Finalmente arrivò il momento di tornare a casa e io uscii dalla classe insieme ai miei amici. Mentre camminavamo, però, d'istinto mi voltai e vidi un gruppetto di ragazzi tra cui c'erano i due opposti: Max e Ciro. Max stava conversando animatamente con un ragazzo.
Non m'importava cercare di ascoltare perché dalle parole che sentivo mi sembrò chiaro che parlavano dell'argomento preferito da Max: questa o quella ragazza?
Mi voltai e guardai Ciro. Se ne stava in disparte e guardava dritto. Accanto a lui c'era un ragazzo che guardava Sandra con un'espressione molto timida.
Mi accorsi che Sandra lo ricambiava e ad un tratto lo raggiunse.
Di colpo Ciro fu tirato in ballo nella conversazione tra Max e l'altro ragazzo.
"Ehi, Ciro! Per curiosità: come hai fatto a conquistare quella ragazza?" gli domandò Max, avvicinandosi a lui.
"Ma di chi stai parlando?" chiese Ciro che si sentiva molto confuso e sembrava non gli piacesse quello che diceva Max.
"Ma dai, non fare il finto tonto! Sto parlando di Carina, quella con i capelli ricci, gli occhi castani! Ti ho visto, le tenevi la mano! Come ci sei riuscito?" insisteva Max.
"Io non ho conquistato proprio nessuno! E poi l'hai presa per un trofeo per caso?" Guardai il suo viso: aveva le guance in fiamme. Ma perché prendersi tanta pena per una ragazzina come me?
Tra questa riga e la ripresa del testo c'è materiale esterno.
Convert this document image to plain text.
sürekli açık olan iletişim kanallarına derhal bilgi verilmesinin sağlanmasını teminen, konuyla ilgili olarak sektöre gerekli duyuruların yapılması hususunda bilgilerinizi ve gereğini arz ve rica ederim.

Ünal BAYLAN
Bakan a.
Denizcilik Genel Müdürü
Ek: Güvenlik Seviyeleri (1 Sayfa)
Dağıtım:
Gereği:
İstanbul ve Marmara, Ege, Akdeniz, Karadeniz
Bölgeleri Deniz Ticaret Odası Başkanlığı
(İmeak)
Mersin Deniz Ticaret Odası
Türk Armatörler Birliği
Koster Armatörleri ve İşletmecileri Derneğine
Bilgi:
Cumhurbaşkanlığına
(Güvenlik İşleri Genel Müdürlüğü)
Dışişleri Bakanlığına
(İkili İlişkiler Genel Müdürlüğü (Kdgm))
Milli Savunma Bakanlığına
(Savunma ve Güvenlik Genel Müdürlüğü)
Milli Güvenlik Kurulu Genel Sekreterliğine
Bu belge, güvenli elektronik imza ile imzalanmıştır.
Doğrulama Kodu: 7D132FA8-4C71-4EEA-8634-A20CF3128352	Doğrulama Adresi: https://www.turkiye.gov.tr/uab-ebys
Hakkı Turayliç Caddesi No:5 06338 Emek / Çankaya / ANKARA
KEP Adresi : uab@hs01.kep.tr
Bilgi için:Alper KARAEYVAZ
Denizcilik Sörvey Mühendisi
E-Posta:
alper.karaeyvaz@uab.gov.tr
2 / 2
"E dai, Ciro, non ti scaldare, nessuno te la tocca!" lo prese in giro Max.
""Non ti scaldare?" Come puoi dire una cosa del genere, sei fuori di testa?"
"Non mi dirai che ti piace?" continuò Max, imperterrito.
"Perché no?" Quelle parole mi fecero provare un'emozione tanto violenta da gettarmi per terra. "Per quel poco che l'ho conosciuta è una ragazza dolcissima e non vedo perché non potrebbe piacermi o almeno essermi simpatica!"
Dopo quelle parole ebbi paura di non riuscire più ad alzarmi per l'emozione.
Alla fine ci riuscii ma i miei amici si erano allontanati. Mi diressi verso l'uscita quando mi sentii trattenere per una spalla. Non ebbi bisogno di voltarmi, avevo capito che era Max.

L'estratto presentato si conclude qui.